I got back from my trip to the United Kingdom and Ireland not too long ago now, and lemme tell ya, I can’t wait until I get to go back again. Every city we went to was so different from one another and offered so much. 1. Free wifi city wide, 2. The Underground is a million times better than the TTC, 3. Museums are free (with the exception of featured exhibitions)- All valid reasons why the UK trumps all.
We did all the touristy things in London like go to the Buckingham Palace, go up in the London Eye, cross the London Bridge…but we also saw some great exhibits at my favourite galleries in London: Tate Modern and the Saatchi Gallery. It was exciting to see pieces of art that I’ve only been able to study in class finally in person and experience them for how they were meant to be seen.
On a side note: Charles Saatchi is one of my biggest idols after I read his book “Be The Worst You Can Be: Life is Too Long for Patience and Virtue”. I have yet to find another person who could care less about what others thought and is honestly in my opinion, one of the most interesting people in the world.
The Post Pop: East Meets West exhibition at the Saatchi Gallery was by far my favourite with 250 works by 110 artists from China, the Former Soviet Union, Taiwan, the UK, and USA in a collection of Pop Art. This exhibit exposes how Pop Art as modern art movement was so influencing and what it means to different people across the world. Each gallery or room consisted of different themes: Habitat; Advertising and Consumerism; Celebrity and Mass Media; Art History; Religion and Ideology; Sex and the Body.
Many of us associate the Pop Art movement with Andy Warhol and Roy Lichtenstein but it’s so much more than that. The movement uses and exploits everyday images and mass media to comment and reflect on the world we live in. Many would say it is the most significant art movement of the 20th century. Furthermore this exhibition explores western and eastern Pop Art and its relationship within mass media and politics.
More importantly to note, Pop Art satirically exploits language and images to connect with the public with familiar imagery and opened the door for future artists to use popular images for social commentary in their own art. Different regions have different and sometimes opposing imagery. For example, in the Former Soviet Union popular images of state regime, control and power in propaganda were commonly used while in North America and the UK, Pop Art served as a platform to examine Theodore Adorno and Max Horkheimer’s theory of Commodity Fetishism, our obsession with celebrity culture in our mass produced, status driven world.

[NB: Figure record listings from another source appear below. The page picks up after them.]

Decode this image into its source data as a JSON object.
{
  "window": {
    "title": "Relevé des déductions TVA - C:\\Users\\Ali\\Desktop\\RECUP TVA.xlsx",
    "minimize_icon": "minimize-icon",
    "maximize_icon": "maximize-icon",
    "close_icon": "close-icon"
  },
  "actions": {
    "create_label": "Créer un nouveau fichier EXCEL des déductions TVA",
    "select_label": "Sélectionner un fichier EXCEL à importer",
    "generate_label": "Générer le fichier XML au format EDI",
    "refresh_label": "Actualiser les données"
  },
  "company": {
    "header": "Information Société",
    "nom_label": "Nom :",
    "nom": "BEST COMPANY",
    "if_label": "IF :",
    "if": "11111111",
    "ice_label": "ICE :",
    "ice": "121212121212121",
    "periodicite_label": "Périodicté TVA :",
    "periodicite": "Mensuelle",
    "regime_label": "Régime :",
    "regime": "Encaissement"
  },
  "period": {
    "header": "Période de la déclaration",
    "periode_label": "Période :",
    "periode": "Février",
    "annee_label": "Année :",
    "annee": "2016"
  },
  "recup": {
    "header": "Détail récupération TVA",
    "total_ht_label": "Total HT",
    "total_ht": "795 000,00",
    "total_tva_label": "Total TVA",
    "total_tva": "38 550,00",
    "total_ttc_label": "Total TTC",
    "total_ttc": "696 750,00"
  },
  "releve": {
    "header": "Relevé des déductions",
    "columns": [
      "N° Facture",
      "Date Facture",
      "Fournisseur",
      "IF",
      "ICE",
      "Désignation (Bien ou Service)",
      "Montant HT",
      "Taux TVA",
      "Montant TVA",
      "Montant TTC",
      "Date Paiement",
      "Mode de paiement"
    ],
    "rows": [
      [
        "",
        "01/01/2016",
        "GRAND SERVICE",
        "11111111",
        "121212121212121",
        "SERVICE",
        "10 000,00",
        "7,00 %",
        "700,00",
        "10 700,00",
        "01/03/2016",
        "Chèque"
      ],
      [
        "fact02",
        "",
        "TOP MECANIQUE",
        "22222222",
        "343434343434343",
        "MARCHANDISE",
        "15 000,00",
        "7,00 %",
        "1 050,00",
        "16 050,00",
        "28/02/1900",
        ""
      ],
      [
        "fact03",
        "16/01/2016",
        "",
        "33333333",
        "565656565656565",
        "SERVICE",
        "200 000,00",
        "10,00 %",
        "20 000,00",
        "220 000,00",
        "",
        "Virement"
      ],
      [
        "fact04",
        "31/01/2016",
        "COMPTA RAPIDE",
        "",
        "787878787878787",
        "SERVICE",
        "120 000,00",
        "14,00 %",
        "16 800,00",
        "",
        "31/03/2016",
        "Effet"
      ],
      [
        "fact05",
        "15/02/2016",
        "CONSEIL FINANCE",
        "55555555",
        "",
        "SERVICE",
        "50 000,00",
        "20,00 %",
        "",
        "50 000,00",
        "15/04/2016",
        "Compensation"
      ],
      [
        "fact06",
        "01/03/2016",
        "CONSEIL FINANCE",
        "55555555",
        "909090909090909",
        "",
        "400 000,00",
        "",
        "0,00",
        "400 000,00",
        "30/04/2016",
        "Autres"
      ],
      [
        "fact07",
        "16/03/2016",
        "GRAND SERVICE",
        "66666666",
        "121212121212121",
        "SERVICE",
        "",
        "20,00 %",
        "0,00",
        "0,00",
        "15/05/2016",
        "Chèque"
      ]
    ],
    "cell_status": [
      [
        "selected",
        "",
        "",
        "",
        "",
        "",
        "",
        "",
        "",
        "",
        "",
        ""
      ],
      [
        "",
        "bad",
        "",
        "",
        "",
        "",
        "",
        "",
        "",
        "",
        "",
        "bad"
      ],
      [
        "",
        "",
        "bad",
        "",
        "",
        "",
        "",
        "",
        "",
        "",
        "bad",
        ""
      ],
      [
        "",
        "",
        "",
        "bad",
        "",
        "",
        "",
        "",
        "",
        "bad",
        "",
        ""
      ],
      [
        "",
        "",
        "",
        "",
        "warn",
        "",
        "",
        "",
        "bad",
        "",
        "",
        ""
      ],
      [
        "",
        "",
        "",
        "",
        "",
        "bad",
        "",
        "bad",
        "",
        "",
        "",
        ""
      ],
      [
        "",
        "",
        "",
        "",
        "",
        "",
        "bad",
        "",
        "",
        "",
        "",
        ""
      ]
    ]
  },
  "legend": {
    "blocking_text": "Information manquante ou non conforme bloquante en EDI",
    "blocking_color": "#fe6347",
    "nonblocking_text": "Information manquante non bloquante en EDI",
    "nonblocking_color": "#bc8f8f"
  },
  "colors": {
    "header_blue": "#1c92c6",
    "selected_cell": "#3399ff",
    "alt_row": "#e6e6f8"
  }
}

What made this exhibit and gallery even more special to me was that this gallery challenges all norms that are associated with visiting galleries. The art is freely displayed and people are encouraged to interact and experience the artworks. As you walk through the gallery you notice people taking pictures with the art; posting them online through the hashtag #SaatchiSnap. And although the works are closely monitored, you feel less constricted and comfortable as you are able to roam the galleries and take your time looking at contemporary art. It was definitely one of the most fun galleries I’ve ever been to, and even my friend who doesn’t normally like art said the exhibition was interesting, easy to understand and would go back without a doubt.
In addition, the main reason I travelled to the UK was to visit a school I’ve had my eye on for the past two years and visit their open house. And after much thought, I’ve decided to send in my application for Sotheby’s Institute of Art for a Master’s degree in Contemporary Art for fall 2015. I’m excited and scared for this new opportunity but I’m ready for the next big step. Wish me luck everyone!!